David A. Domina, a Nebraska lawyer whose firm represents 45 landowners, said there was “no way” that TransCanada has eminent domain powers under Nebraska law, and that the company was “acting in bad faith.”
In East Texas, where residents are used to having cordial dealings with oil companies, landowners said they had never seen a company behave as aggressively as has TransCanada.
Norman Ladd, a lawyer in Tyler, Tex., whose firm represents more than a dozen landowners, said the company has low-balled on prices and threatened to use eminent domain “instead of coming down here and saying we can work with you.”
TransCanada has taken reticent landowners before special county boards in Texas, one of the first steps in that state’s condemnation process. The boards determine only how much landowners should be compensated, not whether eminent domain laws apply.
With drilling and pipeline building expected to expand into more shale fields and the news over the weekend that Kinder Morgan was buying the El Paso Corporation to expand its pipeline network, these types of land use challenges may well increase in coming years.
Supporters of Keystone XL argue it will help bolster domestic energy security and spur job growth.
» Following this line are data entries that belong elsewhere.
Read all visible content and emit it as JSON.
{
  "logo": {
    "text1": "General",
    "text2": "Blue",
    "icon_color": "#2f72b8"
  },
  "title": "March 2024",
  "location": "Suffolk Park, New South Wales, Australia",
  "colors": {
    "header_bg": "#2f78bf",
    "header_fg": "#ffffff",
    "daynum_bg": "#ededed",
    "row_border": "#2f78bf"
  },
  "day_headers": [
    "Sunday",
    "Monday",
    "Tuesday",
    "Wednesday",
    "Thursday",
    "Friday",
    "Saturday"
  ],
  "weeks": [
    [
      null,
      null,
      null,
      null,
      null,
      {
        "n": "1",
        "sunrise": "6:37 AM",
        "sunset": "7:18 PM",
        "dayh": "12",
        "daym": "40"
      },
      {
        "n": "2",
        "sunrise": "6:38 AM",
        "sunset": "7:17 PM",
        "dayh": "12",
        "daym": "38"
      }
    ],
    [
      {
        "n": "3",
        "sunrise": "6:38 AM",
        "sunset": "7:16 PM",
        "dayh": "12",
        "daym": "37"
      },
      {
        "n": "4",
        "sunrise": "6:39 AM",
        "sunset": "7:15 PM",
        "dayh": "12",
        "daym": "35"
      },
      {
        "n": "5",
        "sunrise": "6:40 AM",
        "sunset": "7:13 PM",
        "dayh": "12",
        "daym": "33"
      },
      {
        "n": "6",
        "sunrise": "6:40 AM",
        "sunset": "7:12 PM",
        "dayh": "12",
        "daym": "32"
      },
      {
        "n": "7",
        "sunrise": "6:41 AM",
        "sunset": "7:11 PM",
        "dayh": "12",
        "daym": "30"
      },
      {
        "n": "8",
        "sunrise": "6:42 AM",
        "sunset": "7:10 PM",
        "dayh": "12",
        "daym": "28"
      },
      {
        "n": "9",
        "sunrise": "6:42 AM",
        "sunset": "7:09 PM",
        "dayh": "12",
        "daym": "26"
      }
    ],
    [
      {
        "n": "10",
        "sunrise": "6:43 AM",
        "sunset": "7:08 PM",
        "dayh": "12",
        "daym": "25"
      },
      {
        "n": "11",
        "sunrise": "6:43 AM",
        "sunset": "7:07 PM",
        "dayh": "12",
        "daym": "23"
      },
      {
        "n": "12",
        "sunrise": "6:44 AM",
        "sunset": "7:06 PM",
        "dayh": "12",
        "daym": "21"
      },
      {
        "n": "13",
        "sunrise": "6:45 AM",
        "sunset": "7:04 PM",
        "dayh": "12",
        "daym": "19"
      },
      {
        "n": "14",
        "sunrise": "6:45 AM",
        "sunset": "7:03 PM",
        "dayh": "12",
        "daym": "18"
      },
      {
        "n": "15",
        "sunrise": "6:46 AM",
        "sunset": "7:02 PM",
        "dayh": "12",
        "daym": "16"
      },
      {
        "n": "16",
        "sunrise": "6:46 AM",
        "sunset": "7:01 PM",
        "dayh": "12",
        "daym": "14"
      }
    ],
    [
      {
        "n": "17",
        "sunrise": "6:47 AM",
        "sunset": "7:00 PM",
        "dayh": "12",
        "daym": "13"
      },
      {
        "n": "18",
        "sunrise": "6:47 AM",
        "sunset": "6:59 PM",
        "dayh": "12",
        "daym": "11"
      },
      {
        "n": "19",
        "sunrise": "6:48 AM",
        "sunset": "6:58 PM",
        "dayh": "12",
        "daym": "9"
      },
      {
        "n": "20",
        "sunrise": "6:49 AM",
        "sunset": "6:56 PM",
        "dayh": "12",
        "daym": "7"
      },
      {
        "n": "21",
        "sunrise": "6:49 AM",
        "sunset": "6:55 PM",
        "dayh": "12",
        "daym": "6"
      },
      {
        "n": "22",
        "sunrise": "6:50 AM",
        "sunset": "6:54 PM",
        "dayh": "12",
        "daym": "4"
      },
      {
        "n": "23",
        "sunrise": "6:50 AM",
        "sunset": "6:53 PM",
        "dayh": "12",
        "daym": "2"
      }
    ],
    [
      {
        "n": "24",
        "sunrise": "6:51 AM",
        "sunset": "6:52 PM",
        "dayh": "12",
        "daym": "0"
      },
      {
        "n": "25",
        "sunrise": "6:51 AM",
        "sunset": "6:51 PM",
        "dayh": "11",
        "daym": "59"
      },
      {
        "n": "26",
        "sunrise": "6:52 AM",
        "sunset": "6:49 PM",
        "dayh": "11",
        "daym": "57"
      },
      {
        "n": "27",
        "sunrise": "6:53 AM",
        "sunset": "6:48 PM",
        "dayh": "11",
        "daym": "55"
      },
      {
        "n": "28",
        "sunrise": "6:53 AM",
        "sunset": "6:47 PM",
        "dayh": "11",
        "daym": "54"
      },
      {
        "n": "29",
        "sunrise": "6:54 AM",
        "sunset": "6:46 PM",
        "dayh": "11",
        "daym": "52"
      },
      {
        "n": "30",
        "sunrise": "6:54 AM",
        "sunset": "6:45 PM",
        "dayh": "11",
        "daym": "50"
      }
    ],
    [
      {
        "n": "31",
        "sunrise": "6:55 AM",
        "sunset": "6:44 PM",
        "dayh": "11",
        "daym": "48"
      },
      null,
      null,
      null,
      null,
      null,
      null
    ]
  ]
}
But many politicians, particularly in Nebraska, oppose much of the pipeline’s route because they say it poses a danger to the Ogallala Aquifer, which provides more than a quarter of the water for the country’s agricultural crops.
Environmental groups argue that extracting and burning the heavy crude drawn from Alberta’s oil sands will increase greenhouse gas emissions. They also warn that if there is a spill or a leak, it would cause severe environmental damage and be extremely hard to clean up.
In what has been interpreted as a virtual green light for the project, a State Department report in August concluded that the pipeline would have minimum environmental impact if operated under federal regulations.
Mr. Howard said the company has already secured legal agreements with 90 percent of the landowners it needs in Nebraska, and that he does not expect a few unhappy landowners to slow the process or force changes to the intended route. But TransCanada backed off and dropped its lawsuit against Sue Kelso’s family, when it was clear that the family was not going to acquiesce. Mr. Howard said the company decided it would be better to reroute the pipeline around the Kelso property for “various reasons” based on convenience.
An East Texas landowner, Eleanor Fairchild, said that a TransCanada representative arrived at her house a few days before her husband died of Alzheimer’s in 2009. At first, she considered the $42,000 offer — later raised by $18,000 — for a 50-foot easement on her 425 acres. But she said that the more she learned about the pipeline, the less she wanted it on her land.
“It was a hard decision whether I wanted to fight and spend all this money even though I could lose the thing,” Ms. Fairchild said in a weary drawl. “But somebody needs to fight them. I decided it would be me.”
TransCanada’s condemnation suit against her is pending.